Many scientists privately assumed an engineered virus released via a laboratory accident was at least as likely as the idea of a series of stunningly unfortunate chance mutations.
After all, Shi Zhengli, the Chinese scientist nicknamed ‘Bat Woman’ was a regular visitor to those caves.
When news of the outbreak broke, she initially feared that a leak from her research institute was to blame.
That thought alone should have prompted a full-scale and searching inquiry. Instead, the Chinese Ministry of Education issued a diktat: ‘Any paper that traces the origin of the virus must be strictly and tightly managed.’
But even the Chinese regime cannot hold back the truth forever. Over the past twelve months independent research, official leaks and news reports have strengthened the lab-leak hypothesis.
In February a Taiwanese professor, Fang Chi-tai, highlighted a curious feature of the virus’s genetic code, which would make it more effective in attacking targeted cells.
This was unlikely to be the result of a natural mutation, he suggested. Much scientific research involves modifying viruses to understand how they function.
Many observers have worried for years that the risks of such experiments are not properly thought through.
Lab safety procedures are riddled with potential loopholes and flaws: breakages, animal bites, faulty equipment or simple mis-labelling can all lead to a deadly pathogen reaching its first human victim. If so, such carelessness has now cost tens of millions of lives.
Yet we should be clear. The Chinese authorities are ruthless. But even they would not unleash a global plague.
Only in the fevered imagination of conspiracy theorists is Beijing deliberately waging biological warfare on the West.

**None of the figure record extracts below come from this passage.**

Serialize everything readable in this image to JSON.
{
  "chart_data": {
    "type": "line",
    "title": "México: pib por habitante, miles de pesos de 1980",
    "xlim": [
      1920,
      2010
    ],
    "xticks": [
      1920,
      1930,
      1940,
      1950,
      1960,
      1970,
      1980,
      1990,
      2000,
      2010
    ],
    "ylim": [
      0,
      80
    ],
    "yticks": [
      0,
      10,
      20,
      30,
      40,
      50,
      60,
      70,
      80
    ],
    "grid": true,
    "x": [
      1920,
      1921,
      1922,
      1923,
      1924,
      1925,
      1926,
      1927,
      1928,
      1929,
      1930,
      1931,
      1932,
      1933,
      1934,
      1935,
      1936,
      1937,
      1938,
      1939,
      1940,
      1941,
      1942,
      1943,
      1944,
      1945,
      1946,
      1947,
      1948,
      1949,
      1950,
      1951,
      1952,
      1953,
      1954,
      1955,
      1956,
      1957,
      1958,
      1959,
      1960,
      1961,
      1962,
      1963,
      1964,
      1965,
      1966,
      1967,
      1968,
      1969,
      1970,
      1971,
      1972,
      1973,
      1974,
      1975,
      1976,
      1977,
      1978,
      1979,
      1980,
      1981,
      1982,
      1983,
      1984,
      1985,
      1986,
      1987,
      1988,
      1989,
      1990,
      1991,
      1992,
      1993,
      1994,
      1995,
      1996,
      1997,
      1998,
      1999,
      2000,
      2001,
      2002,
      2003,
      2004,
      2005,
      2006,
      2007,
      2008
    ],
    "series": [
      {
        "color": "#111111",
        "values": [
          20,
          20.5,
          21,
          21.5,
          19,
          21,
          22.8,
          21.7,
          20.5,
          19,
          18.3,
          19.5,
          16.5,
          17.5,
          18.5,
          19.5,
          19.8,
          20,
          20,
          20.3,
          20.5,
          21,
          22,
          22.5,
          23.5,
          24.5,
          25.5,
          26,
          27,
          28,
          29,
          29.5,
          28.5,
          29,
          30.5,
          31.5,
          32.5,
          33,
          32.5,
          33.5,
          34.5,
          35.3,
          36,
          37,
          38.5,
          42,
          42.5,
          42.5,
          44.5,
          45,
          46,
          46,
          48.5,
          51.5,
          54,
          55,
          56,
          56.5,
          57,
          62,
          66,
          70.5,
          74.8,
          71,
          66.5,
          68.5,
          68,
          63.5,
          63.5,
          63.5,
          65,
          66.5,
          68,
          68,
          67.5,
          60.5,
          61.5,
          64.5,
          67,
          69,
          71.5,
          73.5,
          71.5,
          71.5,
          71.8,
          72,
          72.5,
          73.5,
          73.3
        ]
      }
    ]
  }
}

Paradoxically, such speculation — promoted by among others President Donald Trump’s former adviser Steve Bannon — may have hampered the search for the truth, by making the lab-release theory seem racist and politically toxic.
In February, in Britain’s politically correct medical journal, the Lancet, scientists published an open letter denouncing ‘conspiracy theories and rumours’, urging solidarity with Chinese colleagues.
Yet it was just those colleagues who were bearing the brunt of the regime’s frantic attempts to censor the truth about the outbreak.
The Chinese regime prizes self-preservation above all — certainly over the truth, or the health of its own people, let alone the lives of foreigners.